Concern 7: Line 137: ‘Ex” is unclear and needs to be defined.

  • RESPONSE: The definition of Ex has been defined as Excretion of x (line 146).

 

Concern 8: Line 178: The abbreviation ‘ACR criterion’ is unclear and must be explained. DO the values ‘8.1%n and 15%’ refer to women or men or both? Please clarify.

 

Concern 9: Line 479: Please specify which agency provides the ‘5.24 μg/g creatinine’ threshold for Cd exposure.

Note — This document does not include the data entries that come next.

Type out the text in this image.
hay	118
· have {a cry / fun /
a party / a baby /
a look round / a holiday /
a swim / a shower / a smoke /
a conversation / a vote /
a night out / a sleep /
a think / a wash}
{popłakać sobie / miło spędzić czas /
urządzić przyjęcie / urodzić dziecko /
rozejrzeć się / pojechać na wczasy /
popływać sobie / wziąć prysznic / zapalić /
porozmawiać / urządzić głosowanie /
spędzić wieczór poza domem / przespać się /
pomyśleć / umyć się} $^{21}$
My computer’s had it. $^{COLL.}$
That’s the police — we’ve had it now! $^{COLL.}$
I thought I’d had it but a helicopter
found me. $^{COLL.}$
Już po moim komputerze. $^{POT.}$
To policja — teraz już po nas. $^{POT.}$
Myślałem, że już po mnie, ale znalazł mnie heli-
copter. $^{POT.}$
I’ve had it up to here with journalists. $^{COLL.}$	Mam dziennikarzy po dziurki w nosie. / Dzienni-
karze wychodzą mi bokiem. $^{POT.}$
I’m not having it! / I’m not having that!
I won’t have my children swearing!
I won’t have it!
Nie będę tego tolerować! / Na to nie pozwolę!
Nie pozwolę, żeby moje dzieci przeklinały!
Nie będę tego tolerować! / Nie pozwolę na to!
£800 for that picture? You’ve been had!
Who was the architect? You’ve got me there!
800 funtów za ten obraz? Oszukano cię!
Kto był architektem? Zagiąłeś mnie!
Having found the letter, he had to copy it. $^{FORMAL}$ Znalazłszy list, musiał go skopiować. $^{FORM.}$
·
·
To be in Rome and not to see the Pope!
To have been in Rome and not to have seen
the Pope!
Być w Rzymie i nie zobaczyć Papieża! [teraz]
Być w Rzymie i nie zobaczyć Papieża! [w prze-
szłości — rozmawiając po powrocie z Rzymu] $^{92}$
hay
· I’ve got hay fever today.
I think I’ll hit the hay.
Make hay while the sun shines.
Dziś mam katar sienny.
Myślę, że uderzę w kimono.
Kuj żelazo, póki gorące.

Concern 10: Line 478-484: It is suggested to expand the conclusion slightly to reiterate the main findings. The formulation ‘threshold equivalent’ (line 483) could be better explained as I don’t think it was introduced/defined earlier in the manuscript.

 

  • RESPONSE TO CONCERNS 8-10: We have specified the authority that provide the referred threshold Cd exposure. We have rewritten part of the conclusion (lines 529-539), which now reads as below. The ‘threshold equivalent” has been change to read no-observed-adverse-effect level (NOAEL) equivalent which has been explained earlier in the text (lines 446-448).

 

“A dose-response relationship analysis of data from 482 non-occupationally exposed persons with a 1250-fold difference in Cd burden and a 667-fold difference in levels of blood Cd, environmental exposure to Cd was confirmed to be closely associated with a declining GFR and albuminuria. An independent effect of smoking on albuminuria has also been observed in smokers who had normal kidney function. The current World Health Organization Cd exposure limit of 5.24 µg/g creatinine (ECd/Ecr), which is solely based on an increment of excretion of β2-microglobulin above 300 µg/g creatinine underestimates the level at which Cd induces kidney damage. Our results show that when a declining GFR is considered along with albuminuria, the no-observed-adverse-effect level (NOAEL) equivalent is 0.01−0.02 µg/g creatinine. Now is the time to acknowledge there is no safe level of Cd exposure.”

 

Comments on the Quality of English Language

I have provided some suggestions to improve the English style in my detailed comments.

 

RESPONSE: All typo errors have been corrected and the English style has been adopted.